Woods will start his 2012 season by doing just that, but the announcement Thursday that he will play in the Abu Dhabi HSBC Golf Championship in the United Arab Emirates is nonetheless a shocker.
The tournament is scheduled for Jan. 26-29 -- the same dates as the Farmers Insurance Open at Torrey Pines in San Diego.
Woods has won that tournament six of the 12 times he's played it. He also won the 2008 U.S. Open there, the last of his 14 major titles. Every year since 2006 that he's been healthy, Woods has opened his season at Torrey Pines.
But not this time.
"It was a tough decision,'' Woods said Thursday at the Presidents Cup. "But you know Abu Dhabi has been fantastic to our foundation. Been a partner of ours for a very long time. I played HSBC [in China] before it became a World Golf Championship [event] because of that. This is just an extension of that.''
It is also quite likely that Woods will be receiving a hefty appearance fee to play the European Tour event that is the first of three in the Middle East. Woods pocketed seven-figure fees for going to Dubai in recent years, and the purse of $2.7 million is about half of what most PGA Tour events pay.
Woods said the tournament would be his 2012 debut, but the only one he would be playing in the Middle East. He did not say where his U.S. schedule would start, but speculation will center on Pebble Beach, the Northern Trust Open in Los Angeles and the Match Play Championship.
There will be no tears shed here for the Torrey Pines tournament, which has been fortunate to have Woods so many times over the years.
But it does seem a bit cold that the tournament director had to learn about it by watching TV. Woods is certainly not obligated to play the tournament -- or any tournament. And he's been hammered often about going to different places. But it would seem he or one of his representatives could have softened the blow in this case.
"When I heard the news I had a knot in my stomach,'' tournament director Peter Ripa told the San Diego Union-Tribune.
Understandable. Woods played Torrey Pines with his dad as a kid, the first time he was allowed onto a championship-caliber course. He won the Junior World Amateur at Torrey Pines and all those pro titles. He was a lock to play the tournament.
Not anymore. This is a clear blow to the PGA Tour. The Farmers tournament has turned into a de facto starting point for the PGA Tour season, the week prior to the Super Bowl. The West Coast swing continues to take a beating as big money is offered in the Middle East, one of the strongest parts of the European Tour schedule.

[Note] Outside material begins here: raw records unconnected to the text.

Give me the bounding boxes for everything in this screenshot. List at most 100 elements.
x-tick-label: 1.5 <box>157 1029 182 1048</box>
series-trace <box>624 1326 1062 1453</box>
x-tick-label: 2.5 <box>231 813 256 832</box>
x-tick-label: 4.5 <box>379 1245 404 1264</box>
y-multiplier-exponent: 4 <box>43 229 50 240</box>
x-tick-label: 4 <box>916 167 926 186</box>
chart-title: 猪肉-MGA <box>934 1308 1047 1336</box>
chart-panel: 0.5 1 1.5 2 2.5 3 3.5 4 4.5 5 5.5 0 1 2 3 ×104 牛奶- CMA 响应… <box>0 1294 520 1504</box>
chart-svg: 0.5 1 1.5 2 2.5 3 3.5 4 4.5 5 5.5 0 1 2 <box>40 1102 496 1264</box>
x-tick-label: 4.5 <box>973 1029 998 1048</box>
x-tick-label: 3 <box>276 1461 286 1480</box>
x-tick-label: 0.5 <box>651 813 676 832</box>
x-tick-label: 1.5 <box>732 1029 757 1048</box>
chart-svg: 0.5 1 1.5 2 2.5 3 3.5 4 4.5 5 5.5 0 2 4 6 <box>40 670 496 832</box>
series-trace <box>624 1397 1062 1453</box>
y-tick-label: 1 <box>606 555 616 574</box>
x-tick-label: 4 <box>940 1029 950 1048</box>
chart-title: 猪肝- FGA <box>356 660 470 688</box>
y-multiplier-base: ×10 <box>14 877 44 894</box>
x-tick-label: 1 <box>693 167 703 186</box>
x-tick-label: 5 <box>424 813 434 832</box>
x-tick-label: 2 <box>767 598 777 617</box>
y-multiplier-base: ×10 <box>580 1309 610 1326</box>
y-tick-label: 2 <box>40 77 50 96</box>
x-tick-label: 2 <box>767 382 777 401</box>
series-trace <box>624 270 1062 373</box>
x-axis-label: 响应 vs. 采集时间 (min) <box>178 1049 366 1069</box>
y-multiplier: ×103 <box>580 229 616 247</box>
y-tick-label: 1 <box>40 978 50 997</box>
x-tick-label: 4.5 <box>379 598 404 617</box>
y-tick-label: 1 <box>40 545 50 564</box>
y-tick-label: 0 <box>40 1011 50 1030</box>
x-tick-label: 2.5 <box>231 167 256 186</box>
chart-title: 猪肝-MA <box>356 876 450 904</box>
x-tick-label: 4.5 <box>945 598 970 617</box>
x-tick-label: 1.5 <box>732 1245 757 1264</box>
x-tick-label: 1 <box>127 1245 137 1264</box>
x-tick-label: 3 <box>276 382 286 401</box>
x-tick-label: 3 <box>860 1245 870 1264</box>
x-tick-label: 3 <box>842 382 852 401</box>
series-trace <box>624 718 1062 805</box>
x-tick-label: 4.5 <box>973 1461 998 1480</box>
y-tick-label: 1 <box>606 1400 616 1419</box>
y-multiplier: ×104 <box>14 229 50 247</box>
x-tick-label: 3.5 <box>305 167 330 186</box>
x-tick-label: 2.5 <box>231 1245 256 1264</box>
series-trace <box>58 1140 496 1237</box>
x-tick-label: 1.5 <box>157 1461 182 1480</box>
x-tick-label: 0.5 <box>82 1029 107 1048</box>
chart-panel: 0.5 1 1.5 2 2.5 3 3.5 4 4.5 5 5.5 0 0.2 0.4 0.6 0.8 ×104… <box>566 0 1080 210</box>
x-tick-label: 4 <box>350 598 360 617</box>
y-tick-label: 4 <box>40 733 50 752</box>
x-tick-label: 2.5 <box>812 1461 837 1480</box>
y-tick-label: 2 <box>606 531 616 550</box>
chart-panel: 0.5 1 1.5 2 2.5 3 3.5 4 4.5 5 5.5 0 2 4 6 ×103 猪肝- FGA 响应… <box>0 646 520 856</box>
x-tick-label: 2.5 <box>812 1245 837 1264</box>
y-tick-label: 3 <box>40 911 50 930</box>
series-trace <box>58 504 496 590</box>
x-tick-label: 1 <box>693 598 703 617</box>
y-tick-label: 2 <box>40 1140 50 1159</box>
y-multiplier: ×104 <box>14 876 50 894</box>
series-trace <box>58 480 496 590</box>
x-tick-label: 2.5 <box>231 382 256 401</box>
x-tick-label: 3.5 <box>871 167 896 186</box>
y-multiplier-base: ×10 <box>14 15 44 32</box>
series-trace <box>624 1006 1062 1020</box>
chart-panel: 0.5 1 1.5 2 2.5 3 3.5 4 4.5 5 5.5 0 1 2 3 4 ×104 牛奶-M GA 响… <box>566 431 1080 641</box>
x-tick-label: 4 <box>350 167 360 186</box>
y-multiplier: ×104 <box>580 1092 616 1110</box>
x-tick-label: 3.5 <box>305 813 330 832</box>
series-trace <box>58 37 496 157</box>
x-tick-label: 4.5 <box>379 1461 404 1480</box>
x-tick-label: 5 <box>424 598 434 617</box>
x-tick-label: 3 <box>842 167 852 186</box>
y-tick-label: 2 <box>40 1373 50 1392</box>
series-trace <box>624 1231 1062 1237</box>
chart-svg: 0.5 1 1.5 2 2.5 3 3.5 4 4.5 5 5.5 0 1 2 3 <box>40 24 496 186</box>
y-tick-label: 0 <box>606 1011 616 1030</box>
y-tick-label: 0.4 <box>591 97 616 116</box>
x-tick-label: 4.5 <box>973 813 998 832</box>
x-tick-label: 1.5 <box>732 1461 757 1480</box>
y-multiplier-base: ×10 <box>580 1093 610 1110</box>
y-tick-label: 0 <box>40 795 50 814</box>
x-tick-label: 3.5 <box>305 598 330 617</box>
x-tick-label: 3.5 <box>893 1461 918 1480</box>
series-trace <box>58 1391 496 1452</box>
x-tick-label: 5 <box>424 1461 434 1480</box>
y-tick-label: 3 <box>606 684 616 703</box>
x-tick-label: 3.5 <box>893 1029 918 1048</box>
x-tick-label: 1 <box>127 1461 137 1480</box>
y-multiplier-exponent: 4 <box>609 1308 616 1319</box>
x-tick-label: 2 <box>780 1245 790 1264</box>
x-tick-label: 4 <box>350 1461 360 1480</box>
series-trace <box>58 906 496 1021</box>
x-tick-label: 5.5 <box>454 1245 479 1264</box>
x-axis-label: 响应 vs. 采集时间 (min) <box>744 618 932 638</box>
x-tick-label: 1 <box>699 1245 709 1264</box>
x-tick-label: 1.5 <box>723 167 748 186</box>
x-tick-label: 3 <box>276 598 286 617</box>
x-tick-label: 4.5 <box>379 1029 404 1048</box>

And yet, decrying appearance fees is being blind to the fact that they come in different forms on the PGA Tour. Yes, they are against the rules, but more than a handful of players have endorsements with title sponsors that work a tournament appearance into their contracts.
The PGA Tour's lucrative pension plan is another way to assure that its membership is supportive.
In Woods' case, he had to ask for a release from the tour in order to play in Abu Dhabi. And that release had to be granted. It was, so Woods is making a major change to his schedule.
Wonder what other differences we might see in 2012.